Они вошли в дом и направились в комнату, где стоял большой сундук с одеждой. Там уже хозяйничала  Дуняша, молодая шустрая женщина из новых активисток. Она чувствовала небывалый подъём, и,  растолкав других баб, перебрала добротные отрезы сукна. Добра у Фроси было много, и всё первосортное. Её взгляд  упал на сложенные на кровати подушки.
- На гусином пуху? – подскочила она к кровати, - Всю жизнь мечтала на такой полушке поспать! 
Дуняша выросла в бедности, и у неё никогда в жизни не было хороших вещей.  «Я выходила замуж в одном платье из домотканого рядна, а уж постараюсь, чтобы дочки мои всё имели» - думала Дуняша. В её сундуке уже много чего хранилось из кулацких домов. Дуняша попала в активистки, так как знала грамоту и умела драть глотку на всех сходках громче всех. 

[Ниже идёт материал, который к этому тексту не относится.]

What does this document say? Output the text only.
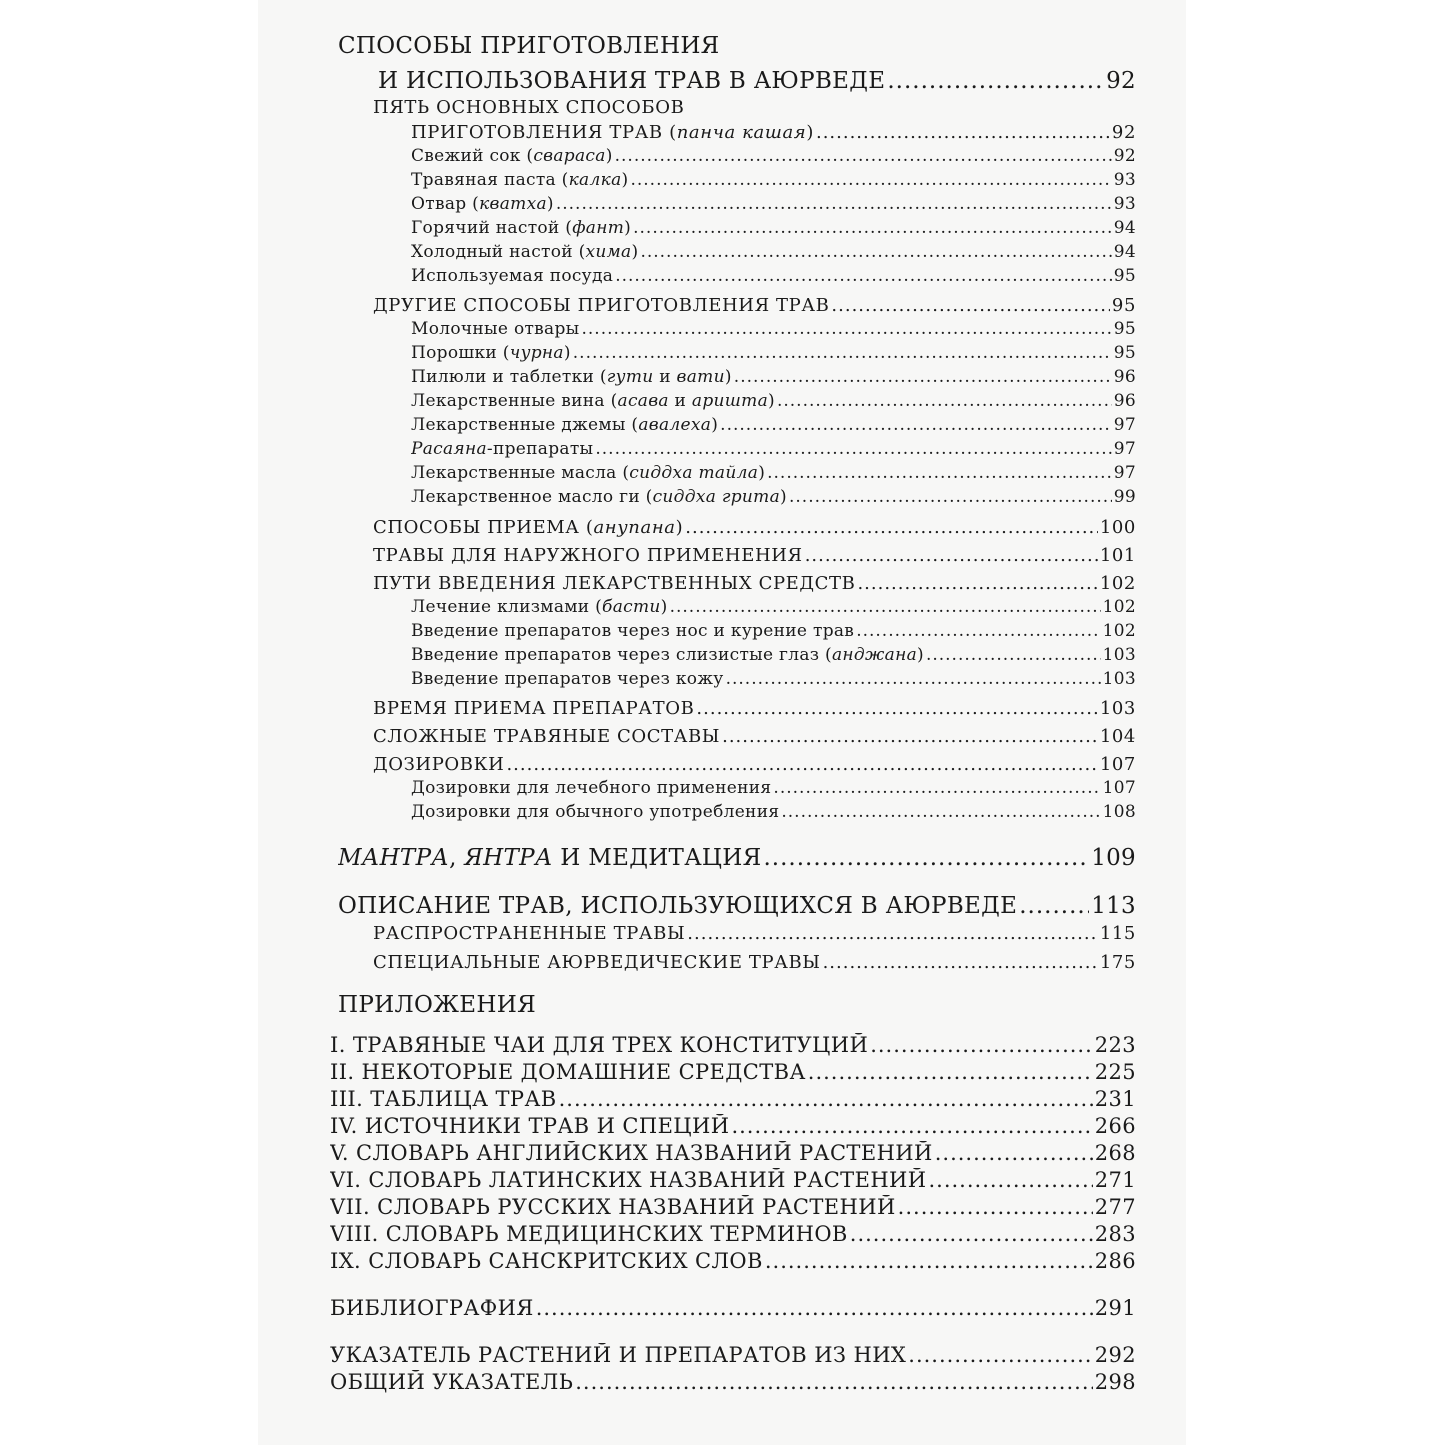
СПОСОБЫ ПРИГОТОВЛЕНИЯ
И ИСПОЛЬЗОВАНИЯ ТРАВ В АЮРВЕДЕ .....	92
ПЯТЬ ОСНОВНЫХ СПОСОБОВ
ПРИГОТОВЛЕНИЯ ТРАВ (панча кашая) .....	92
Свежий сок (свараса) .....	92
Травяная паста (калка) .....	93
Отвар (кватха) .....	93
Горячий настой (фант) .....	94
Холодный настой (хима) .....	94
Используемая посуда .....	95
ДРУГИЕ СПОСОБЫ ПРИГОТОВЛЕНИЯ ТРАВ .....	95
Молочные отвары .....	95
Порошки (чурна) .....	95
Пилюли и таблетки (гути и вати) .....	96
Лекарственные вина (асава и аришта) .....	96
Лекарственные джемы (авалеха) .....	97
Расаяна-препараты .....	97
Лекарственные масла (сиддха тайла) .....	97
Лекарственное масло ги (сиддха грита) .....	99
СПОСОБЫ ПРИЕМА (анупана) .....	100
ТРАВЫ ДЛЯ НАРУЖНОГО ПРИМЕНЕНИЯ .....	101
ПУТИ ВВЕДЕНИЯ ЛЕКАРСТВЕННЫХ СРЕДСТВ .....	102
Лечение клизмами (басти) .....	102
Введение препаратов через нос и курение трав .....	102
Введение препаратов через слизистые глаз (анджана) .....	103
Введение препаратов через кожу .....	103
ВРЕМЯ ПРИЕМА ПРЕПАРАТОВ .....	103
СЛОЖНЫЕ ТРАВЯНЫЕ СОСТАВЫ .....	104
ДОЗИРОВКИ .....	107
Дозировки для лечебного применения .....	107
Дозировки для обычного употребления .....	108
МАНТРА, ЯНТРА И МЕДИТАЦИЯ .....	109
ОПИСАНИЕ ТРАВ, ИСПОЛЬЗУЮЩИХСЯ В АЮРВЕДЕ .....	113
РАСПРОСТРАНЕННЫЕ ТРАВЫ .....	115
СПЕЦИАЛЬНЫЕ АЮРВЕДИЧЕСКИЕ ТРАВЫ .....	175
ПРИЛОЖЕНИЯ
I. ТРАВЯНЫЕ ЧАИ ДЛЯ ТРЕХ КОНСТИТУЦИЙ .....	223
II. НЕКОТОРЫЕ ДОМАШНИЕ СРЕДСТВА .....	225
III. ТАБЛИЦА ТРАВ .....	231
IV. ИСТОЧНИКИ ТРАВ И СПЕЦИЙ .....	266
V. СЛОВАРЬ АНГЛИЙСКИХ НАЗВАНИЙ РАСТЕНИЙ .....	268
VI. СЛОВАРЬ ЛАТИНСКИХ НАЗВАНИЙ РАСТЕНИЙ .....	271
VII. СЛОВАРЬ РУССКИХ НАЗВАНИЙ РАСТЕНИЙ .....	277
VIII. СЛОВАРЬ МЕДИЦИНСКИХ ТЕРМИНОВ .....	283
IX. СЛОВАРЬ САНСКРИТСКИХ СЛОВ .....	286
БИБЛИОГРАФИЯ .....	291
УКАЗАТЕЛЬ РАСТЕНИЙ И ПРЕПАРАТОВ ИЗ НИХ .....	292
ОБЩИЙ УКАЗАТЕЛЬ .....	298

В дом заглянул мордатый мужик из района и сказал, что пора ехать.
- Быстрее, быстрее, сколько можно ждать вас? Залезайте в сани! Едем! – приказал он, и посмотрел на девочек, добавил, - А лишнюю одежду с девчат надо снять! Ишь, по два платья нацепили, кулацкое племя! Сгините в Сибири! Советскую власть вокруг пальца хотите обвести? Не выйдет! Содрать с соплячек платья! – распалившись от злости кричал мордатый.

Кравченко и Кривсун с готовностью подскочили и стали стягивать платья с девчонок.
- Отойдите, ироды! Я сама сниму, - сказала Ефросиния, - оборотни некрещённые!

Толпа с жадностью смотрела на бесчинства новой власти.